Les mains, crispées par les rhumatismes de Norbert Dragonneau exerçaient une forte pression sur les accoudoirs de son fauteuil roulant. Rolf, toujours à ses côtés, posa une main sur son épaule pour encourager son grand-père.
-Oui, acquiesça à voix basse le magizoologiste.
-Et vous vous doutez, enchaîna McLaggen, que notre Département se doit de hiérarchiser l’urgence, et que, dans le cas de votre affaire des Augurey de Grande-Bretagne, nous n’avons peut-être pas jugé cet incident d’une importance capitale …
A l’évocation des Augurey, certains membres de la cour, dont un vieux sorcier moustachu hochèrent la tête d’un air désemparé. Certains ricanaient en observant le vieillard. Des bavardages s’élevaient même dans l’assistance, James fut soulagé de voir que Greengrass restait placide, tandis que McLaggen continuait :
-Mr Dragonneau, vous vous imaginez sans doute, qu’il n’est pas commode pour le Magenmagot de se réunir, au beau milieu du mois d’août, pour entendre parler d’Augureys …
-McLaggen ! interrompit Hermione. Que je sache, le Magenmagot n’a pas été réuni pour vous entendre passer un savon des plus malvenus à Mr Dragonneau. Il conviendrait plutôt de connaître l’objet de sa requête …
-Hein … Euh … Oui Mrs Granger …
-Weasley-Granger !
-Mrs Weasley-Granger (McLaggen était rubicond, fulminant de rage sur sa voisine), voilà; Donc, Mr Dragonneau, pouvez-vous rappeler à la Cour l’objet de votre requête ?
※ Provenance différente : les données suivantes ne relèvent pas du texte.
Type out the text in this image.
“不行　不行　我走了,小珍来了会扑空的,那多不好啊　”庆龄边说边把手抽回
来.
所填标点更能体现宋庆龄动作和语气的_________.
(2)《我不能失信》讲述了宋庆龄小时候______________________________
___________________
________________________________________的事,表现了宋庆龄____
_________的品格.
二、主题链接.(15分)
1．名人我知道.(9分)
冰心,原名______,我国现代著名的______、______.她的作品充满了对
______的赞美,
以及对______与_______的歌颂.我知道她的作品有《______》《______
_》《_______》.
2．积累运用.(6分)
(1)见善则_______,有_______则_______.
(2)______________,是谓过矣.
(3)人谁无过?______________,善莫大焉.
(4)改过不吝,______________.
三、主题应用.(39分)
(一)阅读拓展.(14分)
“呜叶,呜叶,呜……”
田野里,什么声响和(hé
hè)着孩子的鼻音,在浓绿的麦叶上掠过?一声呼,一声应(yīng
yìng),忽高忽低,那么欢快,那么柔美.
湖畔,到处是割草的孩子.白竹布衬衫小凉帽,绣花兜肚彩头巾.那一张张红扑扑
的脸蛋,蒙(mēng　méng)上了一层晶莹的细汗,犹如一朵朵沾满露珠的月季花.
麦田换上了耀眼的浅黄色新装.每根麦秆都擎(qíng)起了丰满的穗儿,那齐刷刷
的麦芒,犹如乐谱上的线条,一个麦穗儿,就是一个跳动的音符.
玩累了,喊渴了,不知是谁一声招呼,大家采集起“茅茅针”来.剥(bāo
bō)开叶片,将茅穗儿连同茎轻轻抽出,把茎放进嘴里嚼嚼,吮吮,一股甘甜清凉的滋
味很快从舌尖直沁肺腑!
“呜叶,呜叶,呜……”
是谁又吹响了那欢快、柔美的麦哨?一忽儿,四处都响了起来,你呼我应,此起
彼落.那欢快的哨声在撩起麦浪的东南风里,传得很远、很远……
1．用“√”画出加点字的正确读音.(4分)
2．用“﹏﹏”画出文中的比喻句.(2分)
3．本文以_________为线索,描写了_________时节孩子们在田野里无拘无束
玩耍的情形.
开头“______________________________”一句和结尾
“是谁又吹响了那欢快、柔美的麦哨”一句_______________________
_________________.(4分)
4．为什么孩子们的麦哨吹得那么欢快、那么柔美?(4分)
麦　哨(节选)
Toujours la tête baissée sur son fauteuil, Norbert Dragonneau commença à parler à voix basse, mais la taille de la salle, cumulée aux bavardages et ricanements de certains auditeurs rendaient le tout inaudible. Rolf tapota alors le bras de son grand-père, pointa sa baguette sur sa gorge, et prononça :
-Sonorus !
Bien que magiquement amplifiée, la voix de Norbert Dragonneau demeurait basse.Mais sa voix était douce, pas éraillée en raison de l’âge, il émanait de celle-ci une immense sagesse, cumulée à une modestie et une bienveillance qui donnaient à James l’envie d’écouter le vieux savant.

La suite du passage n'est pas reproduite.